「ホントだ。茶トラに白いくつしたって、可愛いですね。でも、すました顔が、何だかユキさんに似てます。飼い主に似て、美人さんですネ」
サクラの写真を見て、笑顔になる安藤。
「そうね、オトコノコだけど」
「えー!マジっすかユキさん。オトコノコでサクラ?じゃあサクラちゃんじゃなくてサクラくん??」
「まあ一応は。

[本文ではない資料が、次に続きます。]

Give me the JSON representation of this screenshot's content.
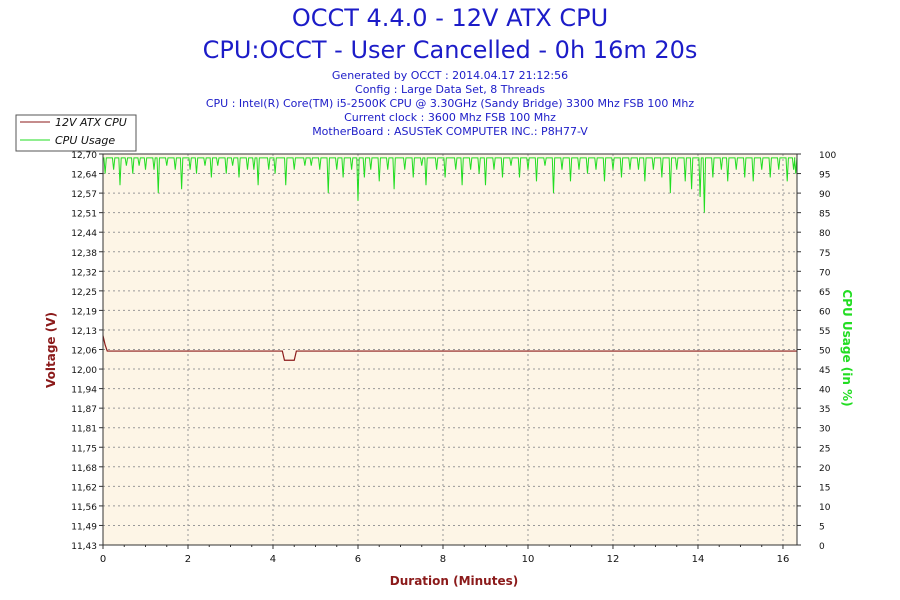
{
  "titles": {
    "line1": "OCCT 4.4.0 - 12V ATX CPU",
    "line2": "CPU:OCCT - User Cancelled - 0h 16m 20s"
  },
  "info": [
    "Generated by OCCT : 2014.04.17 21:12:56",
    "Config : Large Data Set, 8 Threads",
    "CPU : Intel(R) Core(TM) i5-2500K CPU @ 3.30GHz (Sandy Bridge) 3300 Mhz FSB 100 Mhz",
    "Current clock : 3600 Mhz FSB 100 Mhz",
    "MotherBoard : ASUSTeK COMPUTER INC.: P8H77-V"
  ],
  "colors": {
    "voltage": "#8b1a1a",
    "cpu": "#22dd22",
    "plot_bg": "#fdf5e6",
    "title": "#1c1cc8"
  },
  "chart_data": {
    "type": "line",
    "xlabel": "Duration (Minutes)",
    "ylabel_left": "Voltage (V)",
    "ylabel_right": "CPU Usage (in %)",
    "xlim": [
      0,
      16.33
    ],
    "ylim_left": [
      11.43,
      12.7
    ],
    "ylim_right": [
      0,
      100
    ],
    "x_ticks": [
      "0",
      "2",
      "4",
      "6",
      "8",
      "10",
      "12",
      "14",
      "16"
    ],
    "y_left_ticks": [
      "11,43",
      "11,49",
      "11,56",
      "11,62",
      "11,68",
      "11,75",
      "11,81",
      "11,87",
      "11,94",
      "12,00",
      "12,06",
      "12,13",
      "12,19",
      "12,25",
      "12,32",
      "12,38",
      "12,44",
      "12,51",
      "12,57",
      "12,64",
      "12,70"
    ],
    "y_right_ticks": [
      "0",
      "5",
      "10",
      "15",
      "20",
      "25",
      "30",
      "35",
      "40",
      "45",
      "50",
      "55",
      "60",
      "65",
      "70",
      "75",
      "80",
      "85",
      "90",
      "95",
      "100"
    ],
    "legend": {
      "position": "top-left",
      "entries": [
        "12V ATX CPU",
        "CPU Usage"
      ]
    },
    "grid": true,
    "series": [
      {
        "name": "12V ATX CPU",
        "axis": "left",
        "x": [
          0,
          0.05,
          0.1,
          4.22,
          4.27,
          4.5,
          4.55,
          16.33
        ],
        "y": [
          12.11,
          12.08,
          12.06,
          12.06,
          12.03,
          12.03,
          12.06,
          12.06
        ]
      },
      {
        "name": "CPU Usage",
        "axis": "right",
        "baseline": 99,
        "dips": [
          [
            0.05,
            95
          ],
          [
            0.25,
            96
          ],
          [
            0.4,
            92
          ],
          [
            0.55,
            97
          ],
          [
            0.7,
            95
          ],
          [
            0.85,
            97
          ],
          [
            1.0,
            96
          ],
          [
            1.2,
            96
          ],
          [
            1.3,
            90
          ],
          [
            1.5,
            97
          ],
          [
            1.7,
            96
          ],
          [
            1.85,
            91
          ],
          [
            2.05,
            96
          ],
          [
            2.2,
            95
          ],
          [
            2.4,
            97
          ],
          [
            2.55,
            94
          ],
          [
            2.7,
            97
          ],
          [
            2.9,
            95
          ],
          [
            3.05,
            97
          ],
          [
            3.2,
            94
          ],
          [
            3.4,
            96
          ],
          [
            3.55,
            96
          ],
          [
            3.65,
            92
          ],
          [
            3.9,
            96
          ],
          [
            4.05,
            95
          ],
          [
            4.3,
            92
          ],
          [
            4.5,
            96
          ],
          [
            4.75,
            97
          ],
          [
            4.9,
            97
          ],
          [
            5.1,
            96
          ],
          [
            5.3,
            90
          ],
          [
            5.5,
            96
          ],
          [
            5.65,
            94
          ],
          [
            5.85,
            96
          ],
          [
            6.0,
            88
          ],
          [
            6.15,
            94
          ],
          [
            6.3,
            96
          ],
          [
            6.5,
            93
          ],
          [
            6.7,
            96
          ],
          [
            6.85,
            91
          ],
          [
            7.1,
            96
          ],
          [
            7.3,
            94
          ],
          [
            7.5,
            97
          ],
          [
            7.6,
            92
          ],
          [
            7.85,
            96
          ],
          [
            8.05,
            94
          ],
          [
            8.3,
            96
          ],
          [
            8.45,
            92
          ],
          [
            8.65,
            96
          ],
          [
            8.85,
            95
          ],
          [
            9.0,
            92
          ],
          [
            9.2,
            96
          ],
          [
            9.4,
            94
          ],
          [
            9.6,
            97
          ],
          [
            9.8,
            94
          ],
          [
            10.0,
            96
          ],
          [
            10.2,
            93
          ],
          [
            10.4,
            97
          ],
          [
            10.6,
            90
          ],
          [
            10.8,
            96
          ],
          [
            11.0,
            93
          ],
          [
            11.2,
            96
          ],
          [
            11.4,
            95
          ],
          [
            11.6,
            96
          ],
          [
            11.8,
            93
          ],
          [
            12.0,
            96
          ],
          [
            12.2,
            94
          ],
          [
            12.4,
            96
          ],
          [
            12.6,
            96
          ],
          [
            12.75,
            93
          ],
          [
            12.95,
            96
          ],
          [
            13.15,
            94
          ],
          [
            13.35,
            90
          ],
          [
            13.5,
            96
          ],
          [
            13.7,
            93
          ],
          [
            13.85,
            91
          ],
          [
            14.05,
            89
          ],
          [
            14.15,
            85
          ],
          [
            14.35,
            94
          ],
          [
            14.55,
            96
          ],
          [
            14.7,
            93
          ],
          [
            14.9,
            96
          ],
          [
            15.1,
            94
          ],
          [
            15.3,
            93
          ],
          [
            15.5,
            96
          ],
          [
            15.7,
            94
          ],
          [
            15.9,
            96
          ],
          [
            16.1,
            93
          ],
          [
            16.25,
            96
          ],
          [
            16.3,
            95
          ]
        ]
      }
    ]
  }
}
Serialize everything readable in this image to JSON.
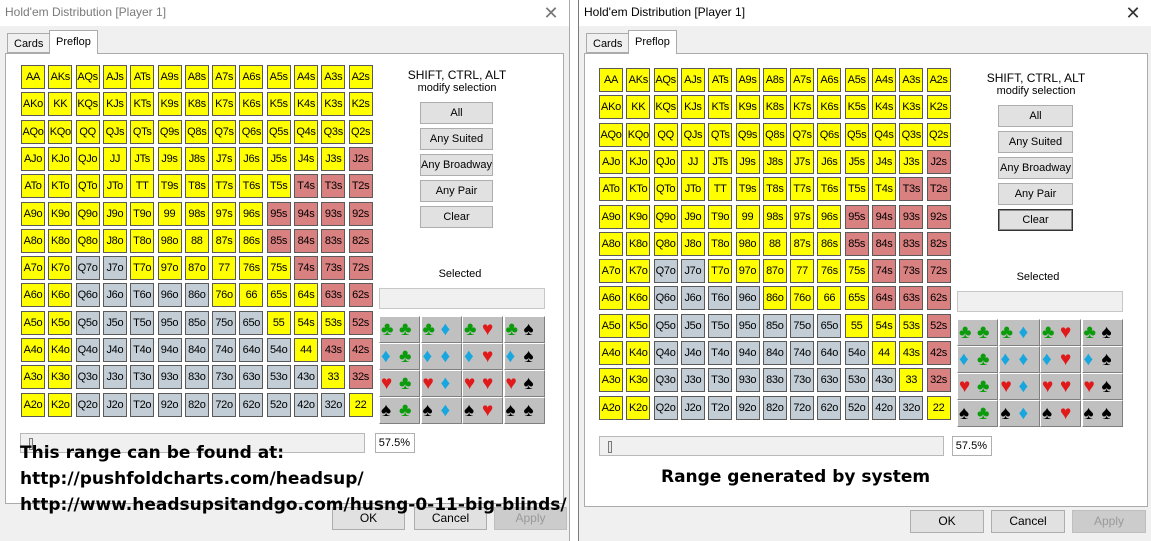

なんか文句あんの?」
「ななな、ないです!ないですけど」
「じゃあイイじゃないのよ。ほら、信号変わる前に、モモちゃんも見せて?」
「ああ、はい。見て下さい!これが、うちのモモちゃんです!!」
と、言って安藤は携帯を開いて見せた。
待ち受けがモモちゃんなのネ。
「ほんとだ・・・これはホルスタイン柄だわ。お鼻のピンクが何とも言えずいい味だしてて可愛いわネ。だけど、なんでこんなにアップの写真?」
モモちゃんのお鼻が今にもカメラとキスしそう。
「オレがカメラ向けると寄って来ちゃうんですよ。そこがまた可愛いんですけどネ」
と、言って安藤は画面のモモちゃんを見てニコニコの笑顔。
安藤はきっと、子供を持ったら親ばかになるに違いない。